Scientists Trained WHO to Diagnose Breast Cancer? With Hannah Fry #shorts #science #hannahfry
Why It Matters
The study proves that collective, non‑human intelligence can rival expert pathologists, signaling a paradigm shift toward AI‑driven, crowd‑sourced cancer diagnostics.
Key Takeaways
- •Pigeons trained for two weeks achieved 85% accuracy diagnosing breast cancer.
- •Collective decisions of the flock raised accuracy to 99%, matching pathologists.
- •Study demonstrates non‑human agents can perform complex visual classification tasks.
- •Highlights potential of crowd‑sourcing and AI to augment medical diagnostics.
- •Challenges assumption that only humans can master specialized diagnostic skills.
Summary
The video recounts a 2015 study in which researchers taught sixteen naïve pigeons to diagnose breast cancer from pathology slides. Using a simple interface—pecking one side for malignant, the other for benign—the birds received treats for correct answers.
After just two weeks of training, the individual pigeons achieved roughly 85% accuracy, a surprisingly high figure for non‑human subjects. More strikingly, when the researchers aggregated the birds’ votes, the collective “flock‑sourcing” approach pushed accuracy to 99%, on par with seasoned pathologists.

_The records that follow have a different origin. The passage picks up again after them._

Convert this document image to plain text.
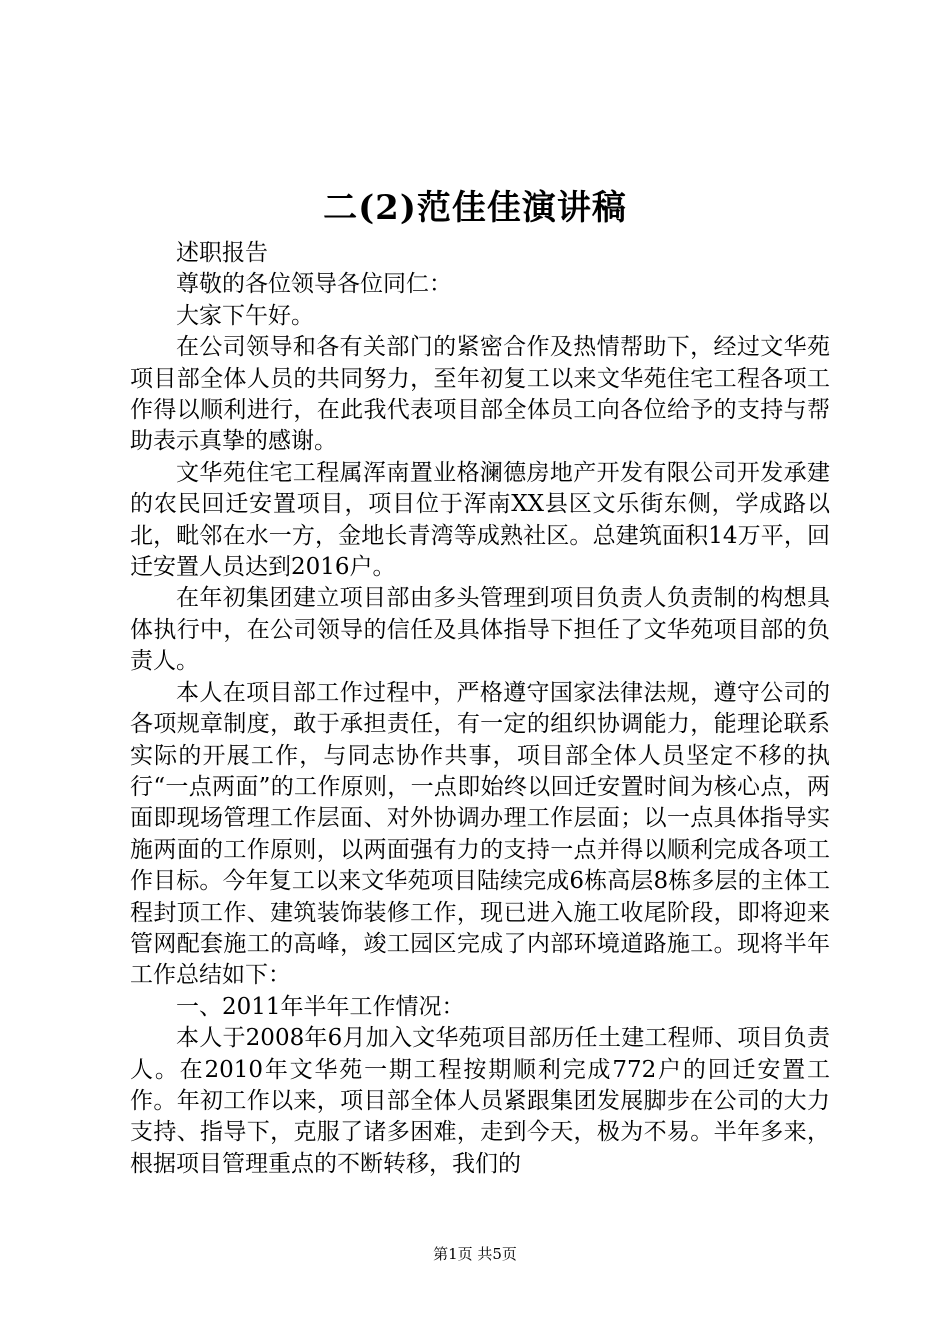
二(2)范佳佳演讲稿

述职报告

尊敬的各位领导各位同仁：

大家下午好。

在公司领导和各有关部门的紧密合作及热情帮助下，经过文华苑项目部全体人员的共同努力，至年初复工以来文华苑住宅工程各项工作得以顺利进行，在此我代表项目部全体员工向各位给予的支持与帮助表示真挚的感谢。

文华苑住宅工程属浑南置业格澜德房地产开发有限公司开发承建的农民回迁安置项目，项目位于浑南XX县区文乐街东侧，学成路以北，毗邻在水一方，金地长青湾等成熟社区。总建筑面积14万平，回迁安置人员达到2016户。

在年初集团建立项目部由多头管理到项目负责人负责制的构想具体执行中，在公司领导的信任及具体指导下担任了文华苑项目部的负责人。

本人在项目部工作过程中，严格遵守国家法律法规，遵守公司的各项规章制度，敢于承担责任，有一定的组织协调能力，能理论联系实际的开展工作，与同志协作共事，项目部全体人员坚定不移的执行“一点两面”的工作原则，一点即始终以回迁安置时间为核心点，两面即现场管理工作层面、对外协调办理工作层面；以一点具体指导实施两面的工作原则，以两面强有力的支持一点并得以顺利完成各项工作目标。今年复工以来文华苑项目陆续完成6栋高层8栋多层的主体工程封顶工作、建筑装饰装修工作，现已进入施工收尾阶段，即将迎来管网配套施工的高峰，竣工园区完成了内部环境道路施工。现将半年工作总结如下：

一、2011年半年工作情况：

本人于2008年6月加入文华苑项目部历任土建工程师、项目负责人。在2010年文华苑一期工程按期顺利完成772户的回迁安置工作。年初工作以来，项目部全体人员紧跟集团发展脚步在公司的大力支持、指导下，克服了诸多困难，走到今天，极为不易。半年多来，根据项目管理重点的不断转移，我们的

第1页 共5页
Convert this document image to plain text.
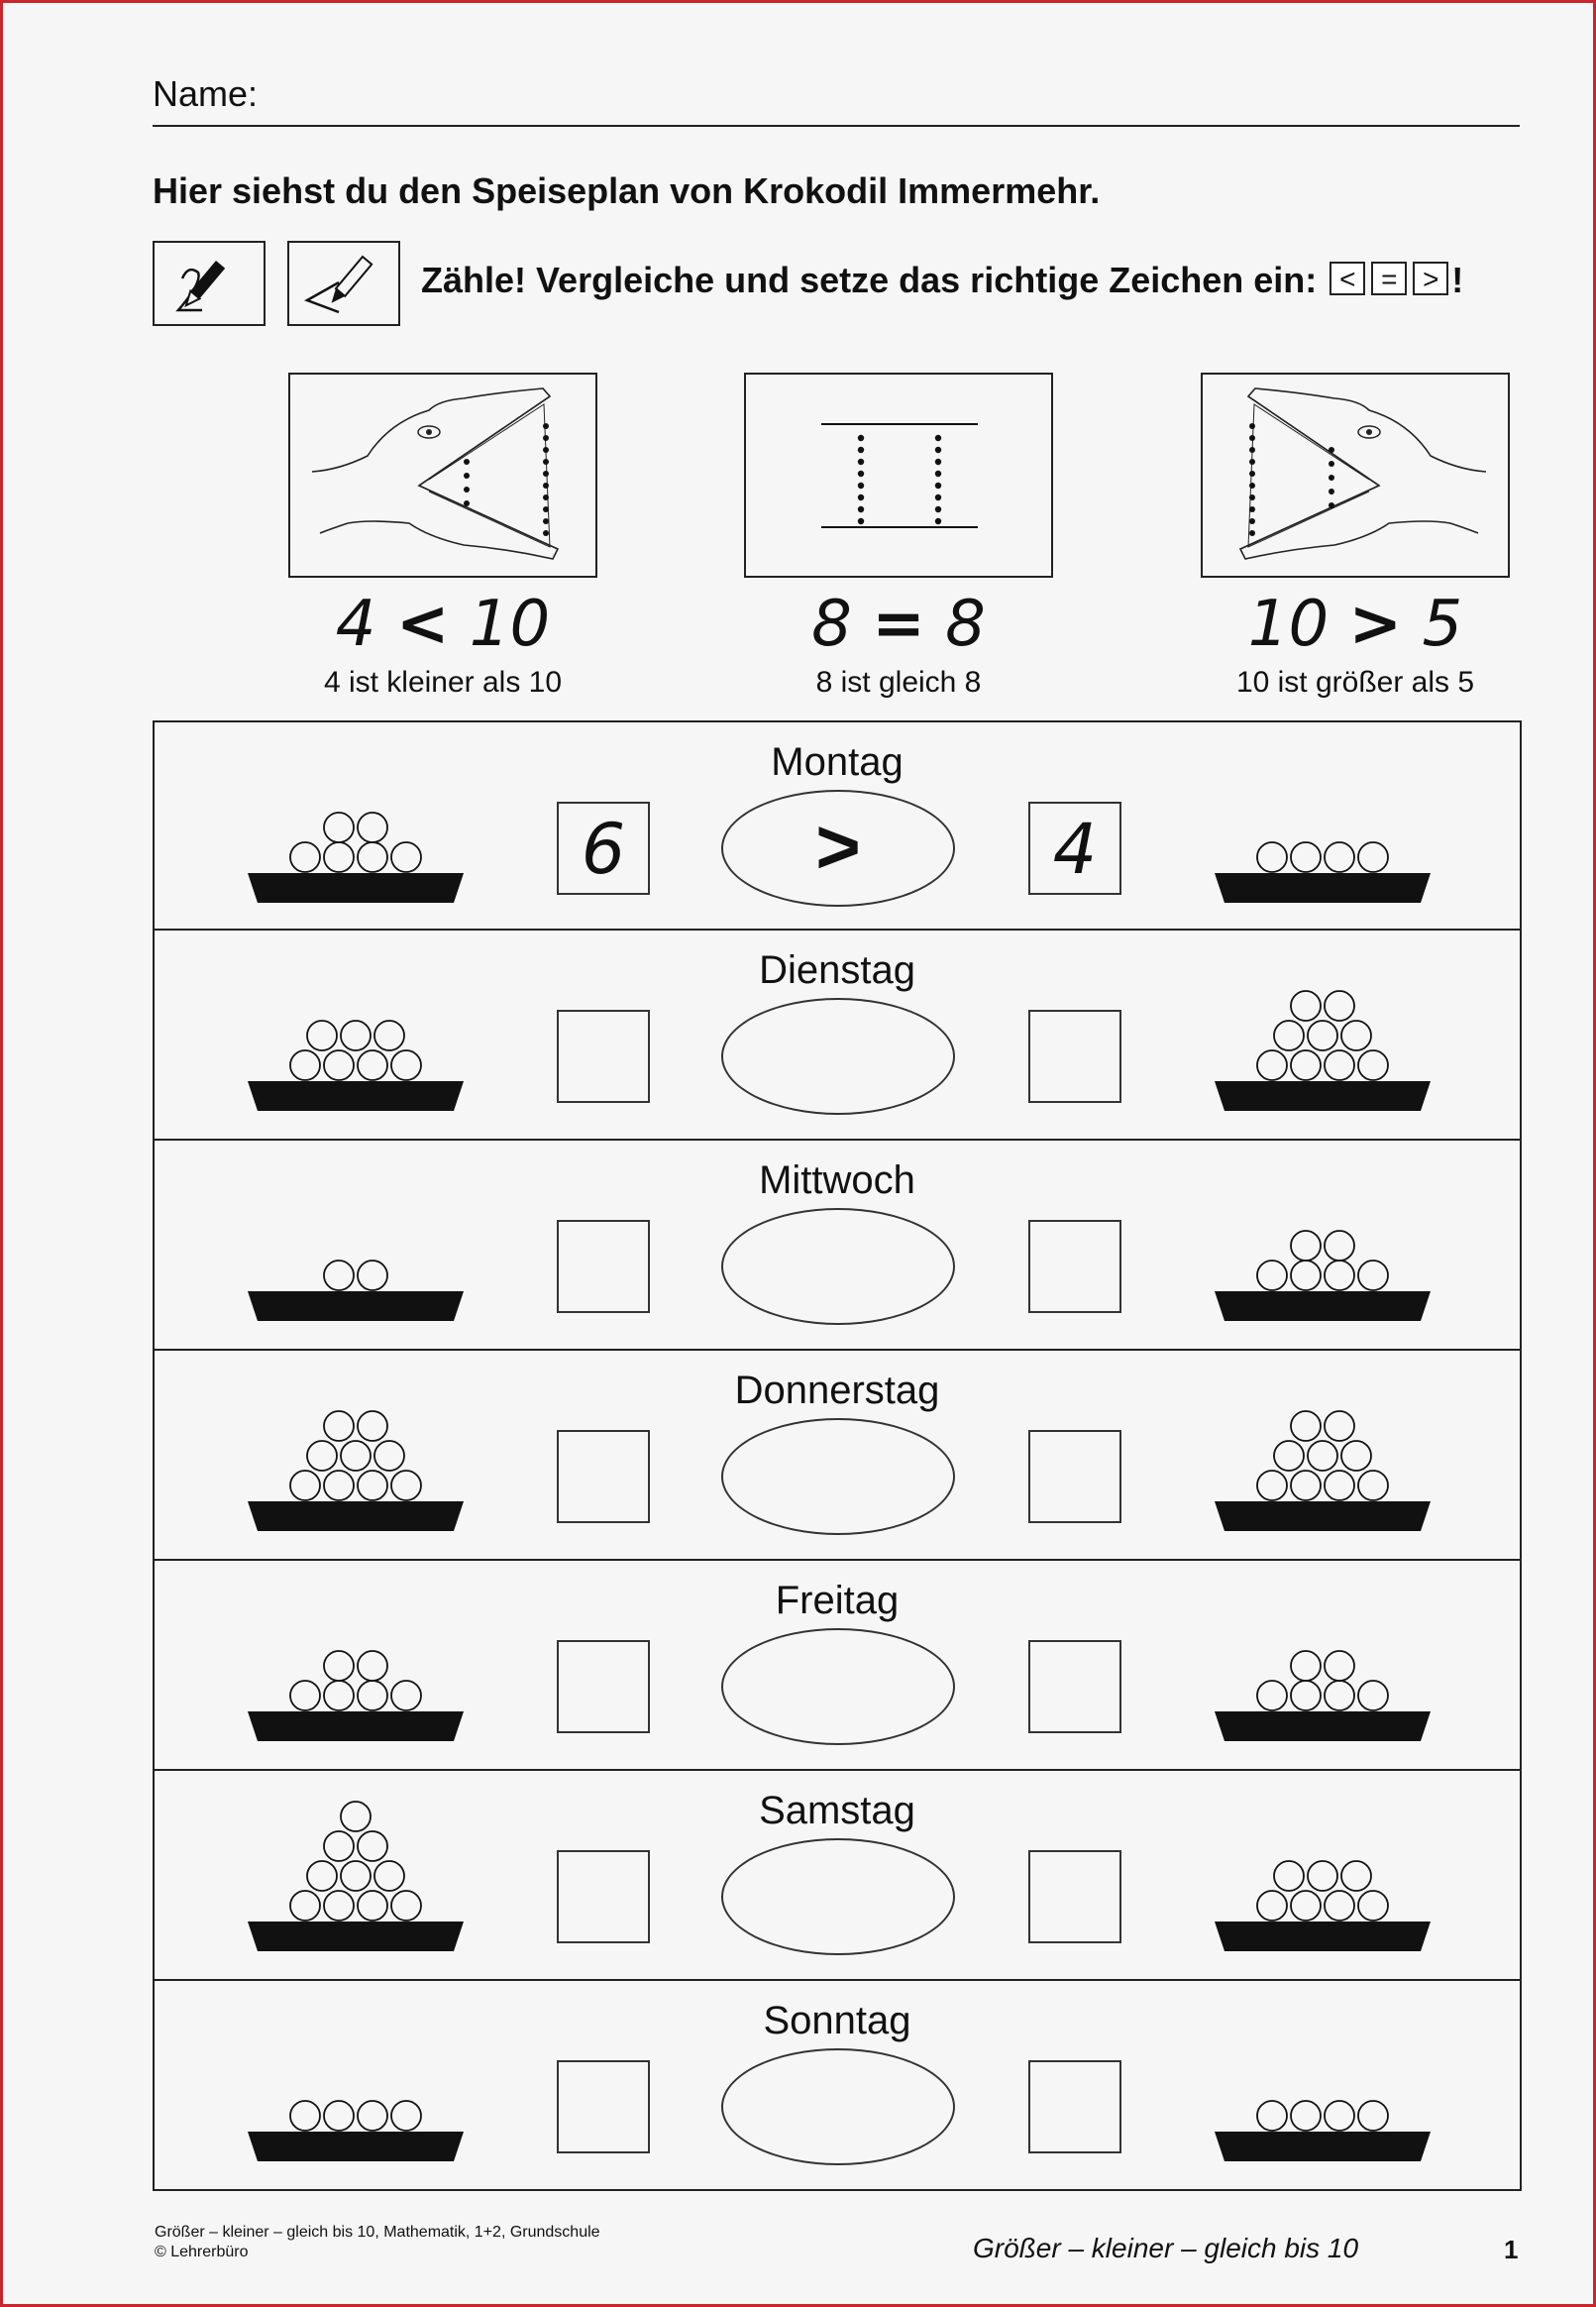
Name:
Hier siehst du den Speiseplan von Krokodil Immermehr.
Zähle! Vergleiche und setze das richtige Zeichen ein: < = > !
4 < 10
4 ist kleiner als 10
8 = 8
8 ist gleich 8
10 > 5
10 ist größer als 5
Montag
6	>	4
Dienstag
Mittwoch
Donnerstag
Freitag
Samstag
Sonntag
Größer – kleiner – gleich bis 10, Mathematik, 1+2, Grundschule
© Lehrerbüro	Größer – kleiner – gleich bis 10	1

The presenter highlights a quirky detail: one bird performed randomly, but removing it improved the group’s performance. The experiment underscores that complex visual pattern recognition can be outsourced to unconventional agents, foreshadowing similar gains from artificial intelligence and crowd‑sourced diagnostics.
The broader implication is a challenge to the belief that only humans possess the cognitive capacity for specialized medical tasks. If pigeons can be trained to spot cancer, sophisticated algorithms and collaborative platforms may soon match or exceed human expertise, reshaping diagnostic workflows and resource allocation in healthcare.